Symptoms of thyroid problems, especially hypothyroidism (under-active thyroid gland), usually manifest as fatigue, weakness, hoarseness, cold intolerance, dry skin, constipation, abnormally slow heart beat, delayed tendon response, weight gain and menstrual problems in women.

Although changes in the brain of a hypothyroid patient are normal, they are produced due to reduced cerebral blood flow. These changes are not known to cause neurobehavioral and cognitive disorders or symptoms. Triiodothyronine, the more potent of the two main thyroid hormones, has a significant effect on the use of glucose and oxygen in most tissues in the body.

Alcohol-withdrawal delirium, on the other hand, portrays an entirely opposite picture as compared to hypothyroidism. It is marked by an abnormally rapid heartbeat, tremors, hyperactive reflexes, confusion, salty perspiration and hallucinations. The human body has a natural adaptive response to prolonged drinking. A person drinking an average of 250 cc of alcohol per day may not normally experience symptoms associated with alcohol-withdrawal delirium while abstaining from drinking. The prevalence of hypothyroidism, however, can alter the scene to a large extent.

Symptoms of both hyperthyroidism and alcohol-withdrawal delirium are commonly seen by physicians, but there are not enough reported cases that show an interaction between the two conditions. However, some recent reports indicate that a hypothyroid condition can lower the threshold for the development of symptoms of alcohol-withdrawal delirium. Severe hypothyroidism, irrespective of whether it is a medical condition or caused by an overdose of thyroid medicine, can reduce the intensity of symptoms that physicians normally look for when recognizing alcohol-withdrawal delirium.
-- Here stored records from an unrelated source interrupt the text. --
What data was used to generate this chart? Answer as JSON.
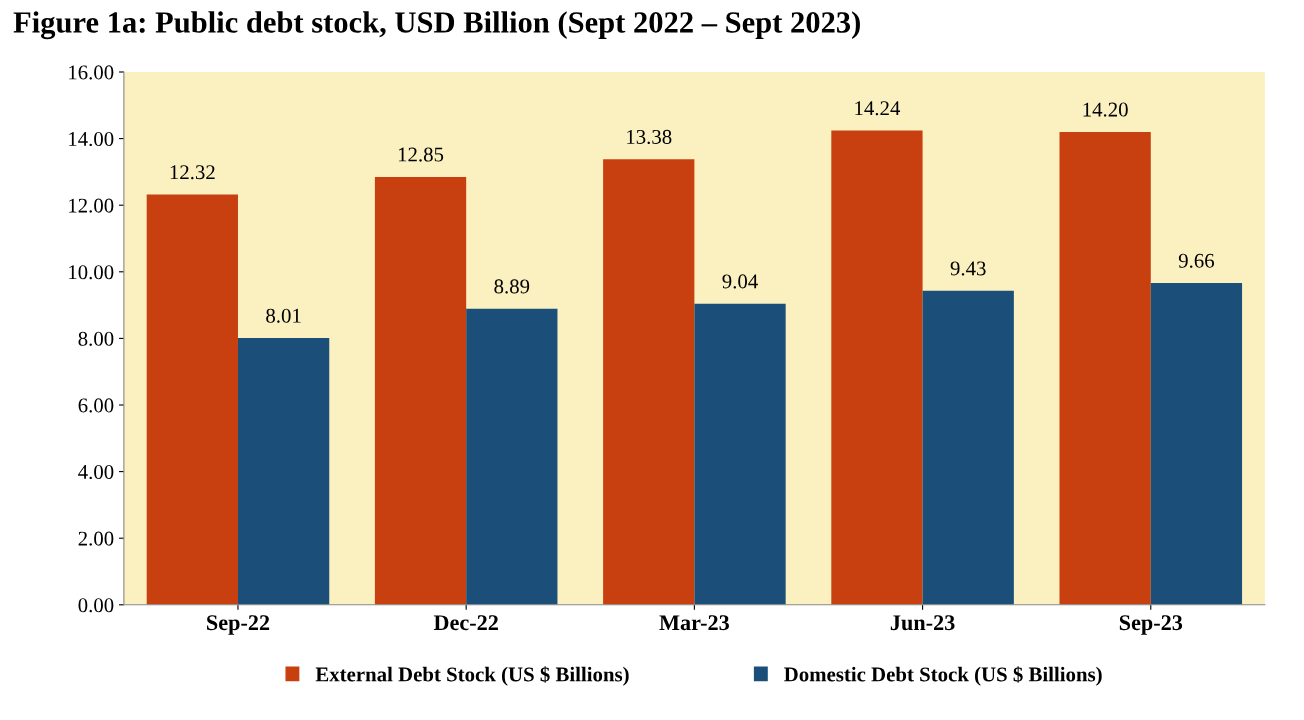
{
  "chart_data": {
    "type": "bar",
    "title": "Figure 1a: Public debt stock, USD Billion (Sept 2022 – Sept 2023)",
    "categories": [
      "Sep-22",
      "Dec-22",
      "Mar-23",
      "Jun-23",
      "Sep-23"
    ],
    "series": [
      {
        "name": "External Debt Stock (US $ Billions)",
        "color": "#c8400f",
        "values": [
          12.32,
          12.85,
          13.38,
          14.24,
          14.2
        ],
        "value_labels": [
          "12.32",
          "12.85",
          "13.38",
          "14.24",
          "14.20"
        ]
      },
      {
        "name": "Domestic Debt Stock (US $ Billions)",
        "color": "#1b4f7a",
        "values": [
          8.01,
          8.89,
          9.04,
          9.43,
          9.66
        ],
        "value_labels": [
          "8.01",
          "8.89",
          "9.04",
          "9.43",
          "9.66"
        ]
      }
    ],
    "ylim": [
      0,
      16
    ],
    "yticks": [
      {
        "value": 0,
        "label": "0.00"
      },
      {
        "value": 2,
        "label": "2.00"
      },
      {
        "value": 4,
        "label": "4.00"
      },
      {
        "value": 6,
        "label": "6.00"
      },
      {
        "value": 8,
        "label": "8.00"
      },
      {
        "value": 10,
        "label": "10.00"
      },
      {
        "value": 12,
        "label": "12.00"
      },
      {
        "value": 14,
        "label": "14.00"
      },
      {
        "value": 16,
        "label": "16.00"
      }
    ],
    "grid": false,
    "legend": "bottom"
  }
}
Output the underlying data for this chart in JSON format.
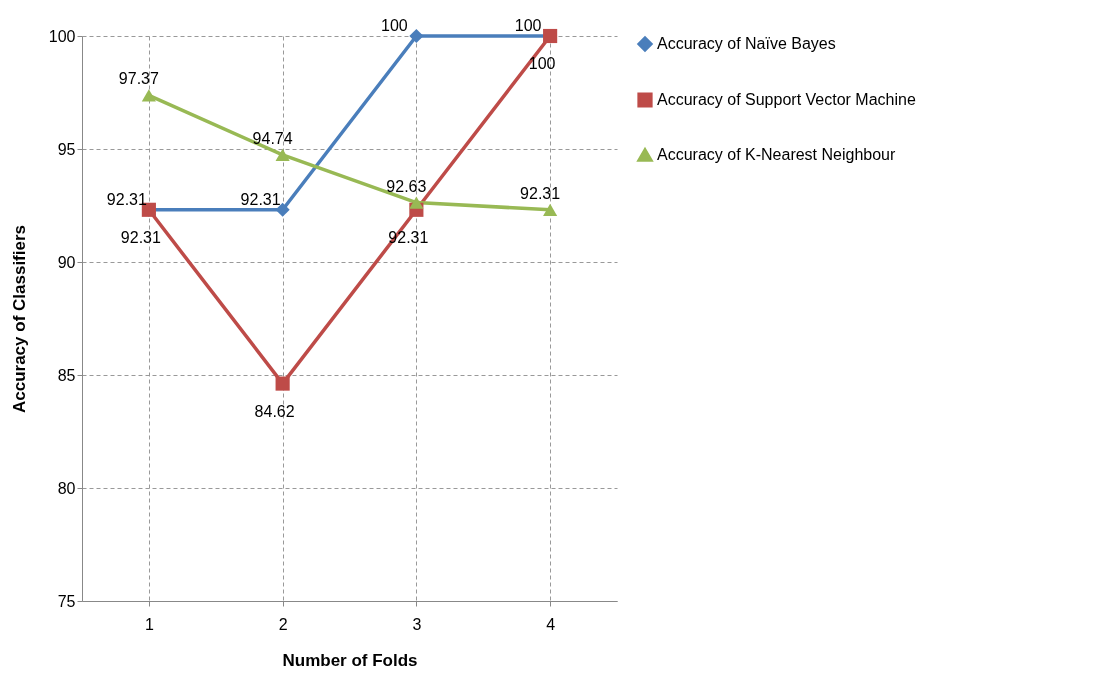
{
  "chart_data": {
    "type": "line",
    "xlabel": "Number of Folds",
    "ylabel": "Accuracy of Classifiers",
    "categories": [
      "1",
      "2",
      "3",
      "4"
    ],
    "series": [
      {
        "name": "Accuracy of Naïve Bayes",
        "color": "#4a7ebb",
        "marker": "diamond",
        "values": [
          92.31,
          92.31,
          100,
          100
        ]
      },
      {
        "name": "Accuracy of Support Vector Machine",
        "color": "#be4b48",
        "marker": "square",
        "values": [
          92.31,
          84.62,
          92.31,
          100
        ]
      },
      {
        "name": "Accuracy of K-Nearest Neighbour",
        "color": "#98b954",
        "marker": "triangle",
        "values": [
          97.37,
          94.74,
          92.63,
          92.31
        ]
      }
    ],
    "ylim": [
      75,
      100
    ],
    "yticks": [
      75,
      80,
      85,
      90,
      95,
      100
    ],
    "grid": true,
    "legend": "right",
    "data_labels": true,
    "line_style": "solid"
  }
}
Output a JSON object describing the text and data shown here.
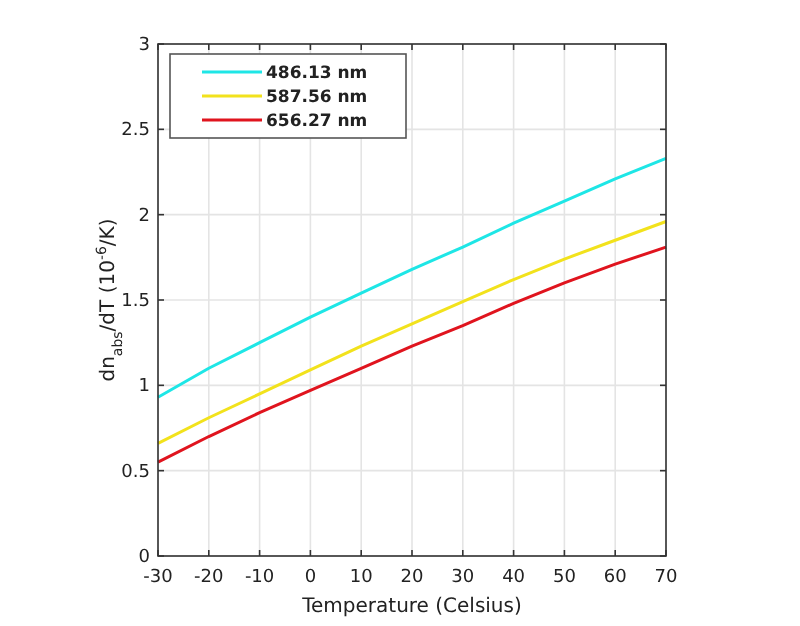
{
  "chart_data": {
    "type": "line",
    "xlabel": "Temperature (Celsius)",
    "ylabel": "dn$_{abs}$/dT (10$^{-6}$/K)",
    "x": [
      -30,
      -20,
      -10,
      0,
      10,
      20,
      30,
      40,
      50,
      60,
      70
    ],
    "series": [
      {
        "name": "486.13 nm",
        "color": "#1ee6e6",
        "values": [
          0.93,
          1.1,
          1.25,
          1.4,
          1.54,
          1.68,
          1.81,
          1.95,
          2.08,
          2.21,
          2.33
        ]
      },
      {
        "name": "587.56 nm",
        "color": "#f2e21c",
        "values": [
          0.66,
          0.81,
          0.95,
          1.09,
          1.23,
          1.36,
          1.49,
          1.62,
          1.74,
          1.85,
          1.96
        ]
      },
      {
        "name": "656.27 nm",
        "color": "#e0141e",
        "values": [
          0.55,
          0.7,
          0.84,
          0.97,
          1.1,
          1.23,
          1.35,
          1.48,
          1.6,
          1.71,
          1.81
        ]
      }
    ],
    "xlim": [
      -30,
      70
    ],
    "xticks": [
      -30,
      -20,
      -10,
      0,
      10,
      20,
      30,
      40,
      50,
      60,
      70
    ],
    "ylim": [
      0,
      3
    ],
    "yticks": [
      0,
      0.5,
      1,
      1.5,
      2,
      2.5,
      3
    ],
    "grid": true,
    "legend": "top left",
    "marker": "none",
    "line_style": "solid"
  }
}
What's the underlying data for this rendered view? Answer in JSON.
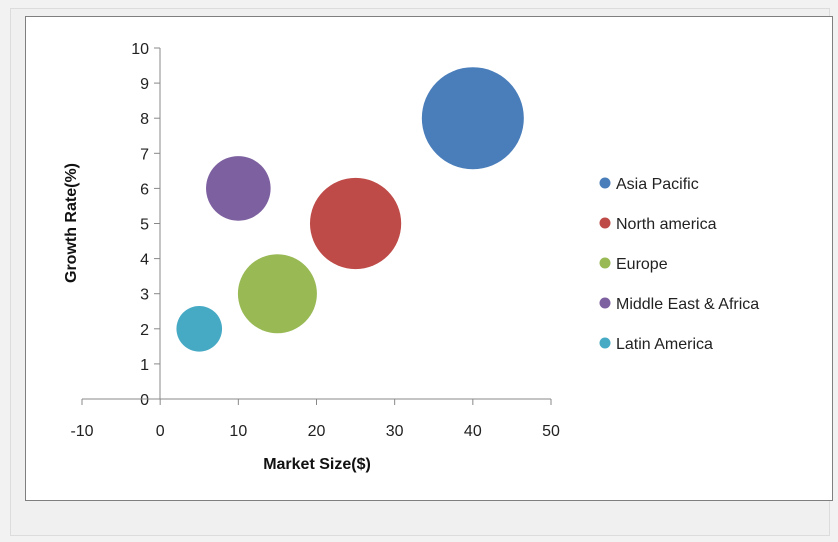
{
  "chart_data": {
    "type": "scatter",
    "subtype": "bubble",
    "xlabel": "Market Size($)",
    "ylabel": "Growth Rate(%)",
    "xlim": [
      -10,
      50
    ],
    "ylim": [
      0,
      10
    ],
    "x_ticks": [
      -10,
      0,
      10,
      20,
      30,
      40,
      50
    ],
    "y_ticks": [
      0,
      1,
      2,
      3,
      4,
      5,
      6,
      7,
      8,
      9,
      10
    ],
    "grid": false,
    "legend_position": "right",
    "series": [
      {
        "name": "Asia Pacific",
        "x": 40,
        "y": 8,
        "size": 50,
        "color": "#4a7ebb"
      },
      {
        "name": "North america",
        "x": 25,
        "y": 5,
        "size": 40,
        "color": "#be4b48"
      },
      {
        "name": "Europe",
        "x": 15,
        "y": 3,
        "size": 30,
        "color": "#98b954"
      },
      {
        "name": "Middle East & Africa",
        "x": 10,
        "y": 6,
        "size": 20,
        "color": "#7d60a0"
      },
      {
        "name": "Latin America",
        "x": 5,
        "y": 2,
        "size": 10,
        "color": "#46aac5"
      }
    ]
  }
}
It is because of reasons like these that allopathic treatment necessitates specialist consultation. A general physician is not expected to be aware of recent developments and may not be able to correlate the interaction of two active conditions. This is also why patients are always advised to discuss their previous and present history with their doctor. Regardless of your thyroid condition  under-active or overactive thyroid  it is better to discuss your drinking habits with your doctor, even if you are a moderate drinker.